CECI n'est pas EXECUTE 18 août 1866

Année 1866 |

18 août 1866

Adolphe Le Flô à Alfred de Falloux

La Néchoat près Morlaix1, 18 août 1866

Monsieur et cher ancien collègue,

J’aurais voulu répondre tout de suite, malgré votre obligeante défense, à la lettre si affectueuse que vous avez eu la bonté de m’écrire au moment de l’irréparable malheur qui m’a frappé ; mais je ne m’en trouvais pas la force. Aujourd’hui, plus maître de moi sans être, hélas ! plus courageux, je viens vous dire combien j’ai été profondément touché de votre bienveillante sympathie.

Dieu m’a envoyé l’épreuve la plus cruelle qui pût m’atteindre; je me courbe devant ses mystérieux desseins ; mais mon cœur et celui de la pauvre mère de mon enfant sont déchirés. Nous avions confondu, tous les deux, notre vie dans la vie de ce fils, que Dieu s’était plu à combler des plus charmantes et plus touchantes qualités. J’espère qu’il nous fera la grâce de le retrouver dans un monde meilleur ; c’est toute notre consolation.

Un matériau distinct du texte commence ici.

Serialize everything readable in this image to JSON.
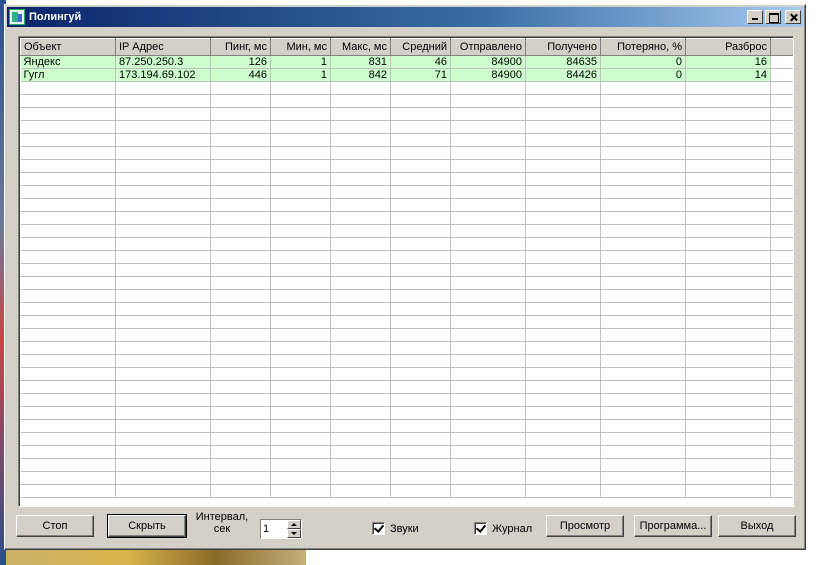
{
  "window": {
    "title": "Полингуй"
  },
  "grid": {
    "columns": [
      "Объект",
      "IP Адрес",
      "Пинг, мс",
      "Мин, мс",
      "Макс, мс",
      "Средний",
      "Отправлено",
      "Получено",
      "Потеряно, %",
      "Разброс"
    ],
    "rows": [
      [
        "Яндекс",
        "87.250.250.3",
        "126",
        "1",
        "831",
        "46",
        "84900",
        "84635",
        "0",
        "16"
      ],
      [
        "Гугл",
        "173.194.69.102",
        "446",
        "1",
        "842",
        "71",
        "84900",
        "84426",
        "0",
        "14"
      ]
    ],
    "row_color": "#ccffcc"
  },
  "buttons": {
    "stop": "Стоп",
    "hide": "Скрыть",
    "view": "Просмотр",
    "program": "Программа...",
    "exit": "Выход"
  },
  "interval": {
    "label": "Интервал, сек",
    "value": "1"
  },
  "checkboxes": {
    "sounds": {
      "label": "Звуки",
      "checked": true
    },
    "log": {
      "label": "Журнал",
      "checked": true
    }
  },
  "colors": {
    "titlebar": "#0a246a",
    "face": "#d4d0c8"
  }
}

Il nous reste, il est vrai, deux enfants bien dignes de toute notre tendresse ; mais, comme les pauvres amputés qui souffrent toujours, dit-on, du membre qu’ils ont perdu, nous souffrons aussi et seulement du cher objet de nos attentions qui n’est plus.

Nous avons reçu, à cette douloureuse occasion, bien des témoignages d’affectueuse sympathie ; aucun ne nous a plus touché et plus ému que le vôtre; je tenais à vous en dire toute notre reconnaissance.

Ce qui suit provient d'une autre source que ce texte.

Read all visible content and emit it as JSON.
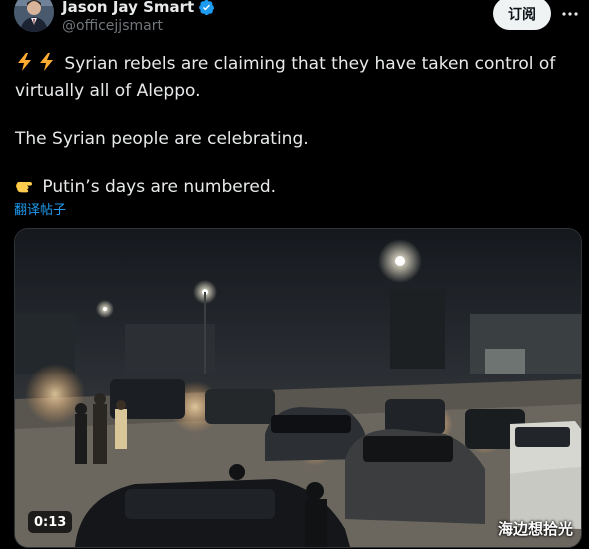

Si en dehors du monde extérieur que ce triste événement m’ait placé, il m’a été impossible de ne pas suivre avec un vif intérêt et une véritable anxiété les diverses phases de votre récente candidature2. Nous vivons en un temps où les tristesses s’accumulent sur les honnêtes gens ; il m’est impossible cependant de désespérer tout à fait de l’avenir et surtout de la Providence. Ces symptômes semblent certainement alarmants; mais les orages ont beau s’amonceler, il ne faut qu’un rayon de soleil pour les dissiper. C’est Dieu qui sera ce rayon, si nous savons toujours nous aider nous-mêmes. Je suis de ceux qui se plaisent à vous tenir pour un de nos plus illustres chefs ; comptez toujours sur moi.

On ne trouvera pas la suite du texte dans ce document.